First I would like to reassure readers that the ominous title Katastrofa hails from literature and is not based on my own travel experiences. It is the headline of Chapter 15, Book One of Švejk and refers to the result of Švejk and Blahník colluding to steal a dog for obrlajtnant Lukáš who in turn got caught red-handed by Colonel Friedrich Kraus von Zillergut, a supreme idiot who in the k.u.k Armee could only be matched by Lieutenant Dub. The result was immediate departure to the front, an event which Švejk commented on as follows:

It will be something truly exquisite when we both fall together for the Lord Emperor, and his family.........” (from Zenny K. Sadlon's translation)
My last few days in Prague were spent following Otto Katz and Švejk looking for the lost Field Altar in Vršovice, picking up the monstrance at Břevnov monastery, serving Field Mass at Motol, and collecting some loose ends. It can be noted that the monastery at Břevnov is beautiful and that the restaurant Klášterní šenk is extremely comfortable without being expensive. Their web-page is in Czech, German and Latin, how could I possibly not love the place!

The road to Motol was wet and horrible and I  missed the exercise ground (now a golf course) altogether and ended up between the paneláky in Řepy, far beyond.
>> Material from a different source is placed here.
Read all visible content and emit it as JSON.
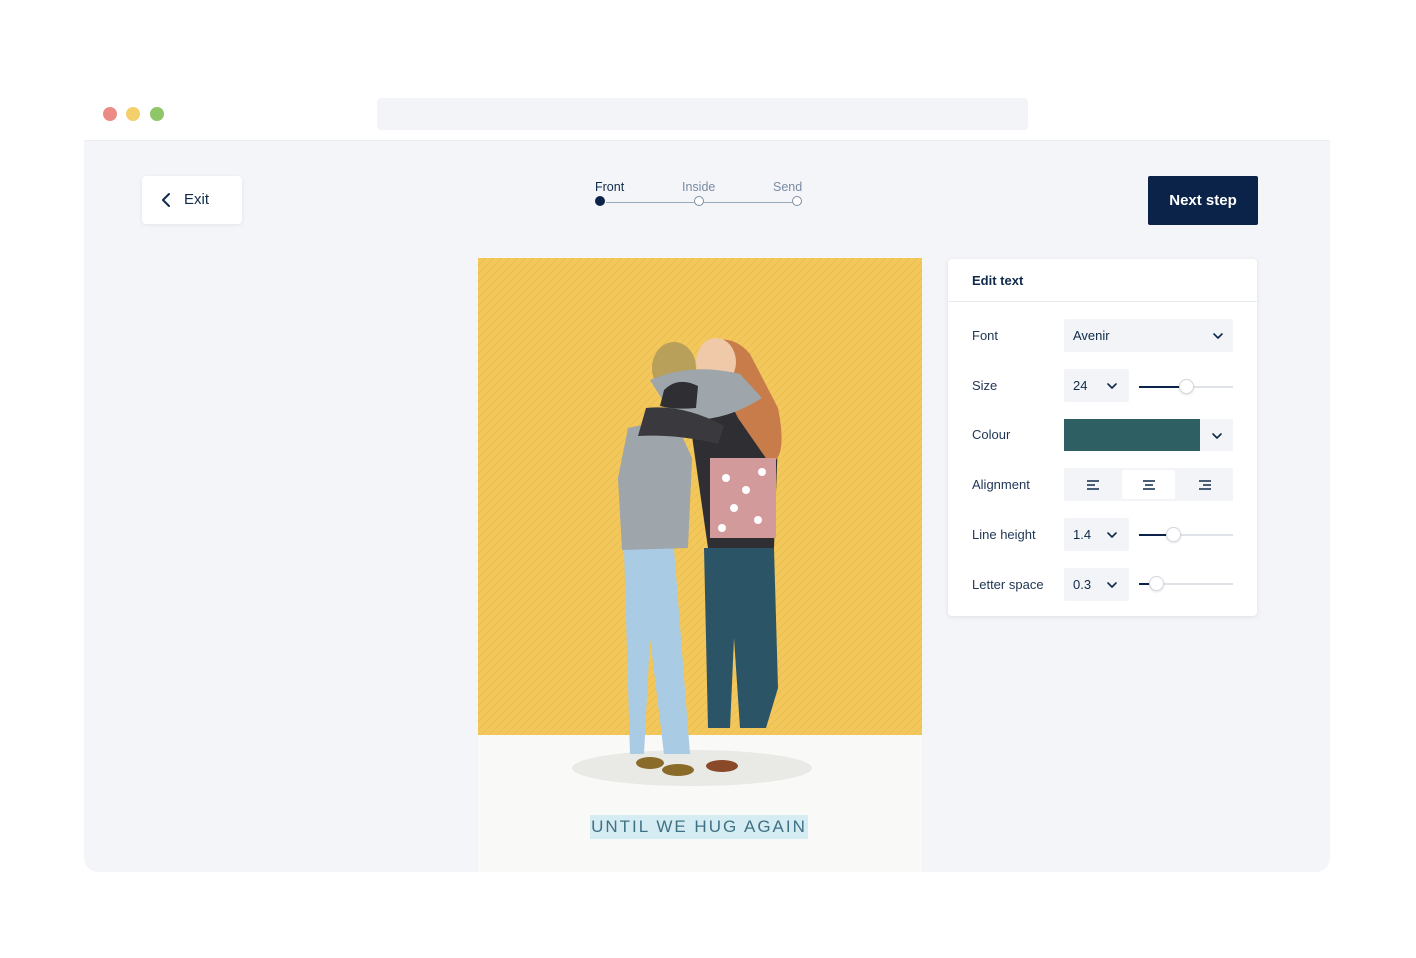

There I celebrated my failure in an extremely shitty pub in a dreary seventies shopping centre, and then took the bus back to the centre. On the 21 May I went back to Vršovice to photograph the barracks where Lukáš and Švejk lived, now housing a regional court. I also bid farewell to restaurant Dobrý den and Jonny Axelson. Later it has been confirmed that the restaurant has been sold.

One morning Richard Hašek and I visited Radko Pytlík's atelier in Holešovice. The atelier is his functioning office, filled with books from floor to ceiling and with a piano in the middle.  A thought struck me when we entered the room: I'll never get to Siberia if I start digging into this. The next half year could easily be spent here. Pytlík told us that he's working on a new biography on Hašek. He has already compiled background facts on both Švejk and Hašek, and fortunately I have those huge files kept on my computer. They are vital as the journey progresses and I have already corrected errors on my own web-pages after consulting the  files. Again I had a feeling of having entered a sacred world, containing knowledge that no Google-search could find. There will be more on Dr Pytlík in future letters.
After the visit to the atelier we went to U svatého Antoníčku around the corner, a classic pub where Dr Pytlík has been a regular for years. The Czech Republic were at the moment playing Finland in the Ice Hockey WC and as the Finns scored in the first minute there were some loud kurva and do prdele heard in the room. Ice Hockey is serious business in this country.

After the hockey  we continued to U Rudolfina and met Antonín Kachlík, another elderly haškolog (and former film director). We had a discussion about Henrik Ibsen's An enemy of the people and concluded that there were many parallels with Hašek.

The final evening in Prague was celebrated with Richard Hašek and friends Na Slamníku in Bubeneč, one of the oldest pubs in Prague and a place with a timeless, serene atmosphere. The evening sun was shining through the thin smoke-stained white curtains, getting reflected in the cigarette smoke. The Pilsner beer was exquisite. Afterwards there was a great rock arrangement with some old stalwarts.  The tourist drank wine for a change, and did so as if it was beer. The result was cataclysmic, but he was taken care of by good friends.
On  the morning of 23 May I set off for Tábor. I was sad to leave Prague, Richard and other good friends behind but also full of anticipation for the rest of the adventure. I will, all being well, be back in the mother of all cities in October. From now on the taverns will gradually get less enticing, the beer will deteriorate in quality, but I will hopefully still have a good life amongst the good people of all nations.